Die EU-Kommission hat auch eine Reihe von Schritten im Rahmen des Stabilitäts- und Wachstumspakts eingeleitet, die Ungarn und Rumänien betreffen. Sie hat zwei Empfehlungen im Rahmen des Verfahrens wegen erheblicher Abweichung ausgesprochen, das geschaffen wurde, um vor einer erheblichen Abweichung von den Anforderungen der präventiven Komponente des Pakts zu warnen. Das Verfahren soll den Mitgliedstaaten auch helfen, die Haushaltslage, die ohne die Abweichung erreicht worden wäre, wiederherzustellen (oder sich ihr anzunähern). Bei Ungarn hat die EU-Kommission festgestellt, dass auf die Empfehlung des Rates vom Juni 2019 nicht mit wirksamen Maßnahmen reagiert wurde. Sie schlägt vor, dass der Rat einen Beschluss über das Ausbleiben wirksamer Maßnahmen fasst und Ungarn in einer überarbeiteten Empfehlung auffordert, 2020 Maßnahmen zu ergreifen, um seine erhebliche Abweichung vom Anpassungspfad in Richtung auf das mittelfristige Haushaltsziel zu korrigieren. Bei Rumänien hat die EU-Kommission festgestellt, dass auf die Empfehlung des Rates vom Juni 2019 nicht mit wirksamen Maßnahmen reagiert wurde. Sie schlägt vor, dass der Rat einen Beschluss über das Ausbleiben wirksamer Maßnahmen fasst und Rumänien in einer überarbeiteten Empfehlung auffordert, 2020 Maßnahmen zu ergreifen, um seine erhebliche Abweichung vom Anpassungspfad in Richtung auf das mittelfristige Haushaltsziel zu korrigieren.

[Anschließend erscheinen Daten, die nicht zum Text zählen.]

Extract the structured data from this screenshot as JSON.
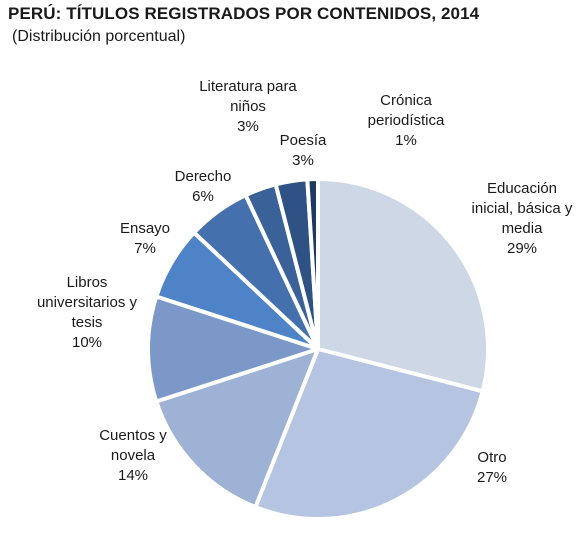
{
  "title": "PERÚ: TÍTULOS REGISTRADOS POR CONTENIDOS, 2014",
  "subtitle": "(Distribución porcentual)",
  "chart_data": {
    "type": "pie",
    "title": "PERÚ: TÍTULOS REGISTRADOS POR CONTENIDOS, 2014",
    "subtitle": "(Distribución porcentual)",
    "unit": "%",
    "start_angle_deg": 0,
    "direction": "clockwise",
    "slices": [
      {
        "label": "Educación inicial, básica y media",
        "label_lines": [
          "Educación",
          "inicial, básica y",
          "media"
        ],
        "value": 29,
        "display": "29%",
        "color": "#ced7e6"
      },
      {
        "label": "Otro",
        "label_lines": [
          "Otro"
        ],
        "value": 27,
        "display": "27%",
        "color": "#b5c4e0"
      },
      {
        "label": "Cuentos y novela",
        "label_lines": [
          "Cuentos y",
          "novela"
        ],
        "value": 14,
        "display": "14%",
        "color": "#9eb2d5"
      },
      {
        "label": "Libros universitarios y tesis",
        "label_lines": [
          "Libros",
          "universitarios y",
          "tesis"
        ],
        "value": 10,
        "display": "10%",
        "color": "#7c98c9"
      },
      {
        "label": "Ensayo",
        "label_lines": [
          "Ensayo"
        ],
        "value": 7,
        "display": "7%",
        "color": "#4f83c7"
      },
      {
        "label": "Derecho",
        "label_lines": [
          "Derecho"
        ],
        "value": 6,
        "display": "6%",
        "color": "#4470ae"
      },
      {
        "label": "Literatura para niños",
        "label_lines": [
          "Literatura para",
          "niños"
        ],
        "value": 3,
        "display": "3%",
        "color": "#3a6299"
      },
      {
        "label": "Poesía",
        "label_lines": [
          "Poesía"
        ],
        "value": 3,
        "display": "3%",
        "color": "#2e5284"
      },
      {
        "label": "Crónica periodística",
        "label_lines": [
          "Crónica",
          "periodística"
        ],
        "value": 1,
        "display": "1%",
        "color": "#1f3a62"
      }
    ]
  }
}
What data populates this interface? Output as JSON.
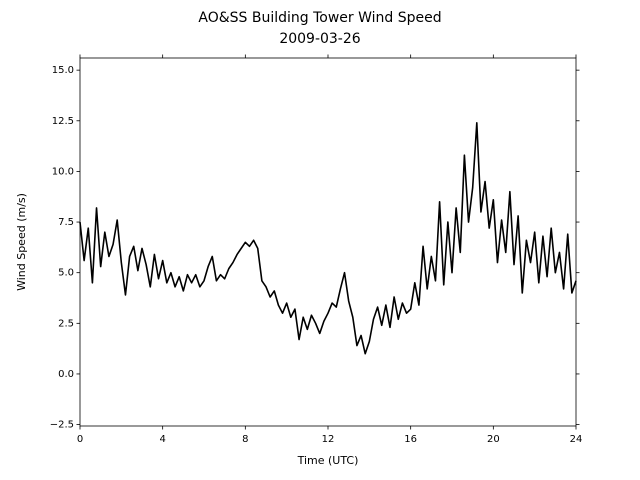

Die EU-Kommission hat außerdem den vierten Bericht innerhalb der verstärkten Überwachung Griechenlands angenommen, die nach Abschluss des Stabilitätshilfeprogramms aus dem Europäischen Stabilitätsmechanismus im August 2018 eingeleitet worden war. Der Bericht wird im Anschluss an die vierte Überwachungsmission nach Abschluss des Programms veröffentlicht, die vom 23.09. bis zum 26.09.2019 in Griechenland stattfand. Der Bericht kommt zu dem Schluss, dass der von Griechenland für das Jahr 2020 aufgestellte Haushalt das vereinbarte Ziel eines Primärüberschusses von 3,5% des BIP auf wachstumsfreundliche Weise verwirklicht, und dass die Regierung alles in allem die nötigen Maßnahmen ergriffen hat, um ihre spezifischen Reformzusagen für Mitte 2019 im Rahmen einer umfassenderen Reformagenda zu erfüllen. Jetzt kommt es darauf an, dass weitere Maßnahmen ergriffen werden, um die Reformen zu vollenden und dort, wo es nötig ist, schneller voranzutreiben. Die Ergebnisse dieses Berichts werden am 04.12.2019 von der Euro-Gruppe erörtert.

Die EU-Kommission ersucht die Euro-Gruppe und den Rat, das heutige Paket zu erörtern und die darin vertretene Linie zu billigen. Zu gegebener Zeit wird die EU-Kommission die nächsten Schritte im Rahmen des Europäischen Semesters unternehmen und insbesondere den Jahreswachstumsbericht 2020, die Empfehlung für die Wirtschaftspolitik des Euro-Währungsgebiets, den Warnmechanismus-Bericht und den Entwurf des Gemeinsamen Beschäftigungsberichts vorlegen.